Answers Generation¶
Answers are direct, concise responses generated by SearchAI using advanced AI models. They are designed to provide users with immediate and most relevant information based on their queries.
Components of an Answer¶
- Answer Text: The generated response addressing the user's question.
- Snippet Reference: A link to the source as a citation for further reading.
Answer Configuration¶
This section is used to configure the type of answers to be presented to the users. There are two types of Answer generation techniques supported:
- Extractive Answers: The topmost chunk retrieved in response to the user query is directly presented to the user as answers. The extractive answers are exact content retrieved from the chunks without any change in text. Provide the following configurations for extractive answers.
- Response Length- This is the expected length of the answer, in tokens.
- Generative Answers: The top chunks retrieved in response to the user query are sent to the configured LLM, which generates a paraphrased answer from the content in the chunks. Integrate LLM and Enable Answer Generation in the Generative AI Tools configuration.
Chunk Configurations
- Token budget for Chunks: This parameter specifies the total number of tokens that can be included in the chunks sent to the LLM for processing. This allows users to fully utilize the LLM’s context-handling capabilities. This has a default value of 20,000 and can take a maximum value of 10,00,000.
The context size of an LLM refers to the maximum number of tokens the model can process in a single interaction. This includes: * Tokens for the prompt, instructions and context information sent to the LLM. * Tokens for the Output, i.e. the response generated by the LLM.
To determine the maximum value of this parameter, subtract the tokens used for both the prompt and the output from the maximum context size of the language model (LLM). For instance, for a 4,096-token context, if the prompt uses 500 tokens and the response uses 500 tokens, the remaining 3096 tokens can be used for sending the chunks. This is the maximum value that this parameter can take. If each chunk is of 500 tokens, top 6 chunks are sent to LLM as context. If, however, a limited number of chunks are to be sent, let's say, top 3, set this field to 1500.
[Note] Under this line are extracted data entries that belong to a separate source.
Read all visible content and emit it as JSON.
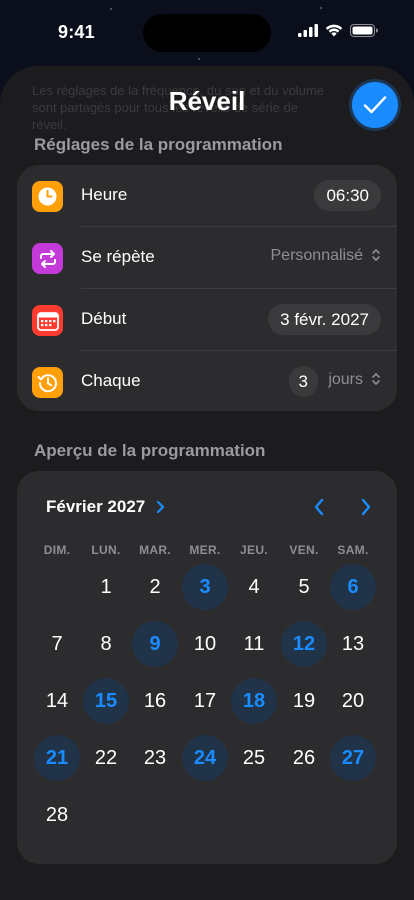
{
  "status_bar": {
    "time": "9:41"
  },
  "sheet": {
    "faded_text": "Les réglages de la fréquence, du son et du volume sont partagés pour tous les réveils de série de réveil.",
    "title": "Réveil"
  },
  "schedule_settings": {
    "section_title": "Réglages de la programmation",
    "rows": [
      {
        "label": "Heure",
        "value": "06:30",
        "icon": "clock-icon",
        "color": "#ff9f0a"
      },
      {
        "label": "Se répète",
        "value": "Personnalisé",
        "icon": "repeat-icon",
        "color": "#c33ad9"
      },
      {
        "label": "Début",
        "value": "3 févr. 2027",
        "icon": "calendar-icon",
        "color": "#ff3b30"
      },
      {
        "label": "Chaque",
        "value": "3",
        "unit": "jours",
        "icon": "history-icon",
        "color": "#ff9f0a"
      }
    ]
  },
  "preview": {
    "section_title": "Aperçu de la programmation",
    "month_label": "Février 2027",
    "weekdays": [
      "DIM.",
      "LUN.",
      "MAR.",
      "MER.",
      "JEU.",
      "VEN.",
      "SAM."
    ],
    "first_weekday_index": 1,
    "days_in_month": 28,
    "selected_days": [
      3,
      6,
      9,
      12,
      15,
      18,
      21,
      24,
      27
    ],
    "accent_color": "#1a8cff"
  }
}
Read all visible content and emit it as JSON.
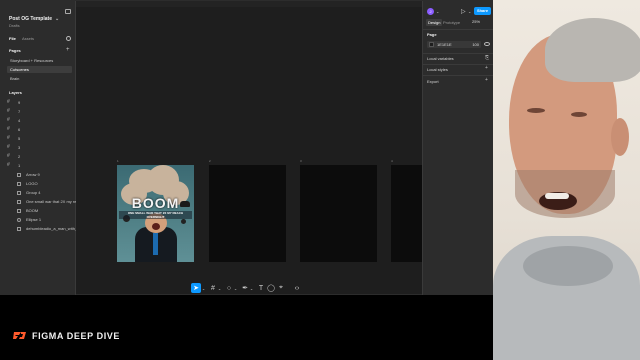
{
  "file": {
    "name": "Post OG Template",
    "subtitle": "Drafts"
  },
  "left_tabs": {
    "file": "File",
    "assets": "Assets"
  },
  "pages": {
    "title": "Pages",
    "items": [
      "Storyboard + Resources",
      "Cutscenes",
      "Brain"
    ]
  },
  "layers": {
    "title": "Layers",
    "frames": [
      "9",
      "7",
      "4",
      "6",
      "5",
      "3",
      "2",
      "1"
    ],
    "children": [
      "Arrow 9",
      "LOGO",
      "Group 4",
      "One small war that 2X my reach w",
      "BOOM",
      "Ellipse 1",
      "dehumbleadio_a_man_with_a_pla"
    ]
  },
  "canvas": {
    "frame_labels": [
      "1",
      "2",
      "3",
      "4"
    ],
    "poster": {
      "title": "BOOM",
      "subtitle": "ONE SMALL WAR THAT 2X MY REACH OVERNIGHT"
    }
  },
  "toolbar": {
    "tools": [
      "move-tool",
      "frame-tool",
      "shape-tool",
      "pen-tool",
      "text-tool",
      "comment-tool",
      "actions-tool",
      "dev-mode-tool"
    ],
    "help": "?"
  },
  "right_panel": {
    "avatar_initial": "J",
    "share": "Share",
    "tabs": [
      "Design",
      "Prototype"
    ],
    "zoom": "25%",
    "page_section": "Page",
    "bg_hex": "1E1E1E",
    "bg_opacity": "100",
    "local_variables": "Local variables",
    "local_styles": "Local styles",
    "export": "Export"
  },
  "brand": {
    "text": "FIGMA DEEP DIVE",
    "accent": "#ff5a2c"
  }
}
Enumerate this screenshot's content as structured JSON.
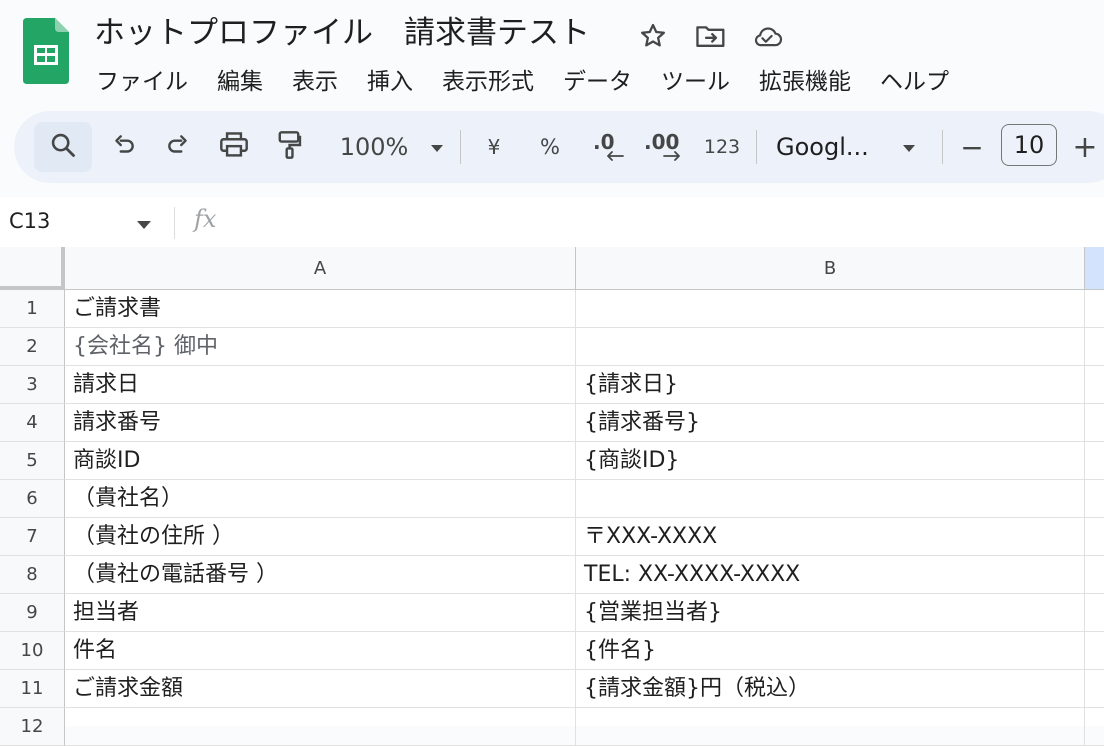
{
  "document": {
    "title": "ホットプロファイル　請求書テスト"
  },
  "menu": [
    "ファイル",
    "編集",
    "表示",
    "挿入",
    "表示形式",
    "データ",
    "ツール",
    "拡張機能",
    "ヘルプ"
  ],
  "toolbar": {
    "zoom": "100%",
    "currency": "¥",
    "percent": "%",
    "decrease_decimal": ".0",
    "increase_decimal": ".00",
    "number_format": "123",
    "font": "Googl...",
    "minus": "−",
    "font_size": "10",
    "plus": "+"
  },
  "formula_bar": {
    "cell_ref": "C13",
    "fx": "fx",
    "content": ""
  },
  "columns": [
    "A",
    "B"
  ],
  "rows": [
    {
      "num": "1",
      "a": "ご請求書",
      "b": ""
    },
    {
      "num": "2",
      "a": "{会社名} 御中",
      "b": ""
    },
    {
      "num": "3",
      "a": "請求日",
      "b": "{請求日}"
    },
    {
      "num": "4",
      "a": "請求番号",
      "b": "{請求番号}"
    },
    {
      "num": "5",
      "a": "商談ID",
      "b": " {商談ID}"
    },
    {
      "num": "6",
      "a": "（貴社名）",
      "b": ""
    },
    {
      "num": "7",
      "a": "（貴社の住所 ）",
      "b": "〒XXX-XXXX"
    },
    {
      "num": "8",
      "a": "（貴社の電話番号 ）",
      "b": "TEL: XX-XXXX-XXXX"
    },
    {
      "num": "9",
      "a": "担当者",
      "b": "{営業担当者}"
    },
    {
      "num": "10",
      "a": "件名",
      "b": "{件名}"
    },
    {
      "num": "11",
      "a": "ご請求金額",
      "b": "{請求金額}円（税込）"
    },
    {
      "num": "12",
      "a": "",
      "b": ""
    }
  ],
  "colors": {
    "sheets_green": "#0f9d58",
    "toolbar_bg": "#edf2fa",
    "selected_col": "#d3e3fd"
  }
}
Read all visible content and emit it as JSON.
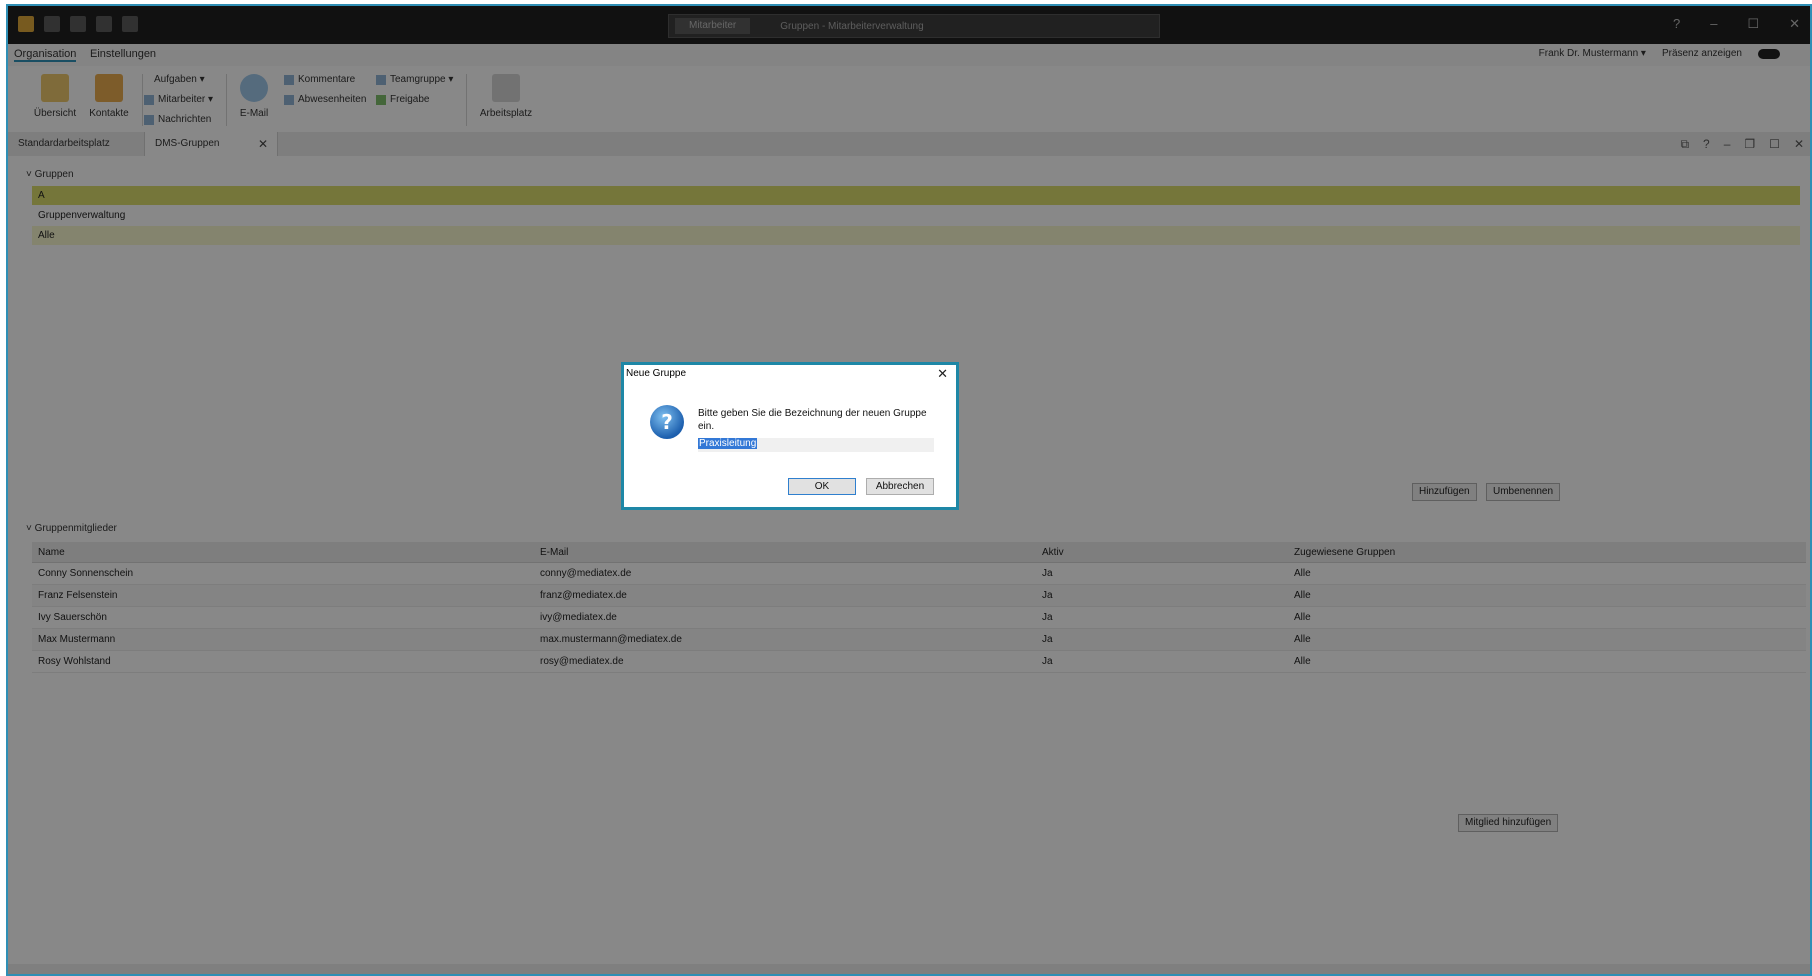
{
  "titlebar": {
    "pill": "Mitarbeiter",
    "title": "Gruppen - Mitarbeiterverwaltung"
  },
  "ribbon_tabs": [
    "Organisation",
    "Einstellungen"
  ],
  "user": {
    "name": "Frank Dr. Mustermann ▾",
    "presence": "Präsenz anzeigen"
  },
  "ribbon": {
    "big_buttons": [
      "Übersicht",
      "Kontakte",
      "E-Mail",
      "Arbeitsplatz"
    ],
    "small_buttons": [
      "Aufgaben ▾",
      "Mitarbeiter ▾",
      "Nachrichten",
      "Kommentare",
      "Abwesenheiten",
      "Teamgruppe ▾",
      "Freigabe"
    ]
  },
  "doc_tabs": [
    "Standardarbeitsplatz",
    "DMS-Gruppen"
  ],
  "groups": {
    "section_title": "Gruppen",
    "rows": [
      "A",
      "Gruppenverwaltung",
      "Alle"
    ]
  },
  "group_buttons": {
    "add": "Hinzufügen",
    "rename": "Umbenennen"
  },
  "members": {
    "section_title": "Gruppenmitglieder",
    "columns": [
      "Name",
      "E-Mail",
      "Aktiv",
      "Zugewiesene Gruppen"
    ],
    "rows": [
      [
        "Conny Sonnenschein",
        "conny@mediatex.de",
        "Ja",
        "Alle"
      ],
      [
        "Franz Felsenstein",
        "franz@mediatex.de",
        "Ja",
        "Alle"
      ],
      [
        "Ivy Sauerschön",
        "ivy@mediatex.de",
        "Ja",
        "Alle"
      ],
      [
        "Max Mustermann",
        "max.mustermann@mediatex.de",
        "Ja",
        "Alle"
      ],
      [
        "Rosy Wohlstand",
        "rosy@mediatex.de",
        "Ja",
        "Alle"
      ]
    ],
    "add_member_button": "Mitglied hinzufügen"
  },
  "dialog": {
    "title": "Neue Gruppe",
    "close": "✕",
    "icon": "question-icon",
    "icon_glyph": "?",
    "message": "Bitte geben Sie die Bezeichnung der neuen Gruppe ein.",
    "input_value": "Praxisleitung",
    "ok_label": "OK",
    "cancel_label": "Abbrechen"
  }
}
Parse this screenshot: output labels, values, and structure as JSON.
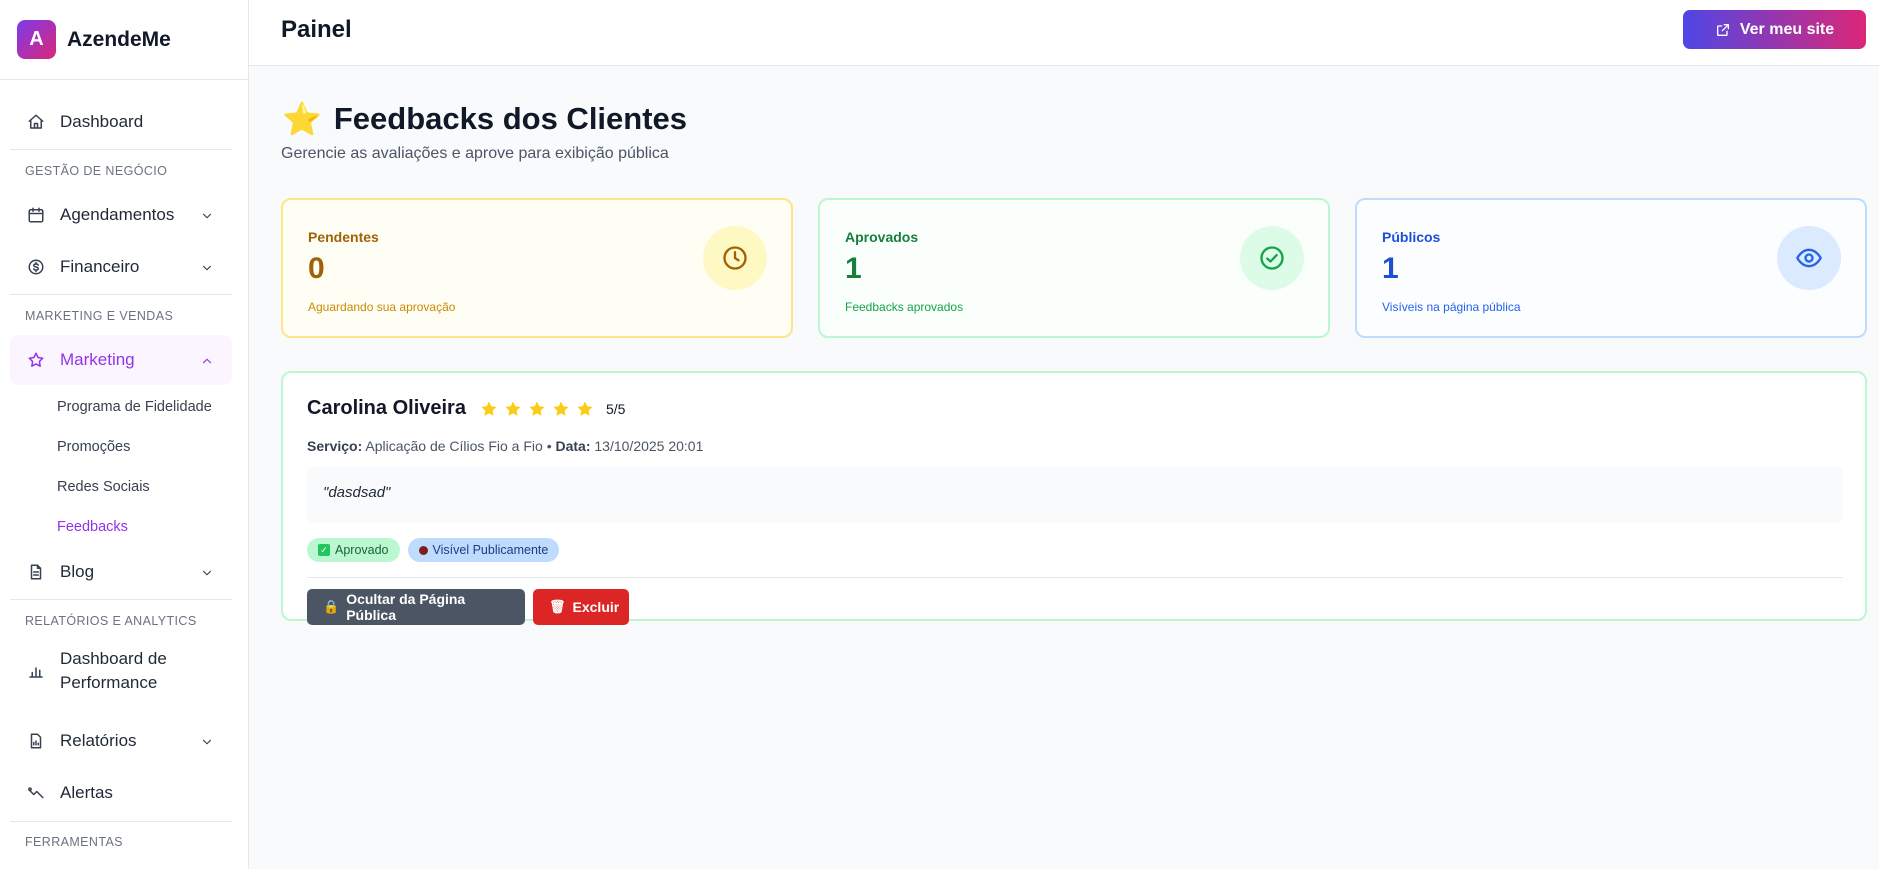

- Enable Document level Processing: Use this configuration to enable sending full documents to the LLM instead of just chunks. This is particularly useful when relevant information is distributed across multiple chunks, and sending only a few may result in incomplete or suboptimal answers. When this option is enabled, Search AI identifies and sends complete documents associated with the most relevant chunks, up to a defined token budget, to the LLM. This ensures richer context and improved response accuracy for complex queries.
- Token budget for Documents: Specifies the maximum number of tokens that can be used when sending document content to the LLM. If the content of a document exceeds the defined limit, only the portion that fits within the token budget will be sent. This setting ensures that LLM context limits are respected while maximizing the amount of useful information provided.
- Valid Range: 1,000 to 100,000 tokens
- Default Value: 50,000 tokens
-
Chunk Order: This configuration sets the order of qualified chunks sent to the LLM in the Prompt. The order of data chunks can affect the context and thereby, the results of a user query. The decision to use a specific chunk order should align with the goals of the task and the nature of the data being processed.
Most to Least Relevant: In this case, the chunks are added in descending order of relevance, i.e., highest relevance to the lowest, followed by the query. For instance, if the top five chunks are to be sent to the LLM, the most relevant chunk is added first, and the least relevant chunk is added at the end.
Least to Most Relevant: In this case, the chunks are added in ascending order of relevance. The least relevant chunk is added first, and the most relevant chunk is at the end, followed by the query.
Feedback Configurations This parameter is used to enable the feedback mechanism in answers. When this is enabled, the web SDK automatically includes the feedback options for the users. The feedback shared by the users is presented as part of Answer Insights analytics.
Select Generative Model Select the model for generating answers. If multiple models are configured, all configured models will be listed.
Answer Prompt Select the prompt to be sent to the model to generate answers.
Temperature This parameter controls the randomness of the output. It affects how deterministic or creative the responses are, and tweaking the temperature can significantly change the generated answers. The lower the temperature, the lesser the randomness.
Response Length This is the expected length of the answer in tokens.